Jobless claims continue to rise

(NBC) – A new national employment report paints a grim picture and confirms economists’ worst fears: record-breaking layoffs and business slowdowns have put the U.S. economy in a coronavirus recession.

Nearly 3.2 million people applied for unemployment last week. The total number of people who have lost their job and filed claims since the pandemic began in mid-March is now a whopping 33 million. A historic, expected, still sobering and very disheartening number coming out.

The latest ADP report with new numbers showing more than 20 million private-sector jobs were lost in April, shattering the previous record when more than 800,000 jobs were wiped out following the 2008 financial crisis.

It’s the worst jobs data on record since ADP started keeping track nearly two decades ago and a bad a sign of what’s to come in Friday’s jobs report

Payroll processor ADP reports the hardest hit industries —  trade, transportation and utilities, construction and hospitality — with a total of more than 14 million furloughed.

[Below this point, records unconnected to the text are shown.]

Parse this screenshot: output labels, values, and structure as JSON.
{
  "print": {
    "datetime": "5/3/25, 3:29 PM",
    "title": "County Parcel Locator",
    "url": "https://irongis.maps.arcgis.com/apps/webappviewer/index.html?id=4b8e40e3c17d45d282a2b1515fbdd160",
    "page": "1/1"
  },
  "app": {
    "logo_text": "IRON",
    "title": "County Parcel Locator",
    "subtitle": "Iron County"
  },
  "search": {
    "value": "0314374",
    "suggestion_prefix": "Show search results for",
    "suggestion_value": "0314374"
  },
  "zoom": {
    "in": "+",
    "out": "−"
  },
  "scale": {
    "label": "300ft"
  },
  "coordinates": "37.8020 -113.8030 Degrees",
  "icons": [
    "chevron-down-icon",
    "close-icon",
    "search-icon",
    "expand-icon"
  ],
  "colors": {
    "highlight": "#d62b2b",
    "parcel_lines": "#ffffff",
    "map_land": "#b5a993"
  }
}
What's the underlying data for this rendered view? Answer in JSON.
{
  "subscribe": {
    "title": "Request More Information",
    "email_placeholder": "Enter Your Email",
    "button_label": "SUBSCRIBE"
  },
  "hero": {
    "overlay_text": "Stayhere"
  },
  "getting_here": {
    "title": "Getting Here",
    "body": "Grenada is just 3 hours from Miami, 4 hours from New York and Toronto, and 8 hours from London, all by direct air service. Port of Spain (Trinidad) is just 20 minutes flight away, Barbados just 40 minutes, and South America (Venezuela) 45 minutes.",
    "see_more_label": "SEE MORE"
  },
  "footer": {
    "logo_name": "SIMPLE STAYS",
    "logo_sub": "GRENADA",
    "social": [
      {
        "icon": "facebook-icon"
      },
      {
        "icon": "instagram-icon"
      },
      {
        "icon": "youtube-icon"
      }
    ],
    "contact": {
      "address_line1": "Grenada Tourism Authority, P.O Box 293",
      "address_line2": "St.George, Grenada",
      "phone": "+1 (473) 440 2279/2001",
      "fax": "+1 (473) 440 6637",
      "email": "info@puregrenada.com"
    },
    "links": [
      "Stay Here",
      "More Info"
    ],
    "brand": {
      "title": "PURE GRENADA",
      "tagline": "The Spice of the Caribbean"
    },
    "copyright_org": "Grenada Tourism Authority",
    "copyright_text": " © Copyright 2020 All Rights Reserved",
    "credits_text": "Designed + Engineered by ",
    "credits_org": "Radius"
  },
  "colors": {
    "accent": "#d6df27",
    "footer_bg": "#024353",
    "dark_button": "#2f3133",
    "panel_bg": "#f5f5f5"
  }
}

Feeling the pressure is Frank Fassero-Reiss the owner of Rothschild’s Restaurant, a family business that’s been feeding Newport Beach residents since 1977.  He’s using money from a PPP loan to pay his rent, and five cooks to fill takeout orders but was also forced to lay off 20 employees.

Fassero-Reiss said, “It’s horrible, you know. People that we’ve had working here for 30 years and we have to look them in the eye and tell them that, you know, that this is not gonna be sustainable. And, uh, it’s, it’s tear-jerking honestly. It’s very frustrating.”

Out-of-work restaurant employees and construction workers are living examples of the real-world impact those jobless numbers have.

Emilio Muracchioli is a third-generation painter living in New Jersey with his wife and three kids with one more on the way.  He’s now getting unemployment but he still hasn’t been able to get all the benefits he’s entitled to. He said, “I can’t get through to the Department of Labor to even let me know what happened.”

With over 30 million newly jobless Americans already filing for unemployment, the addition of millions more applying for aid is expected to exacerbate problems and create even more delays for people already pushed to their limits.

Some unemployment systems buckling under the pressure. Websites are crashing, hours-long wait times, and funds lost in the mail adding to the growing frustration.

Hope, and money, are seemingly running out for people who desperately need both.

The stream of bad economic news is likely to continue tomorrow when the Labor Department puts out its April jobs report. We are expecting to see an unemployment rate of at least 15% which would be the worst since the great depression.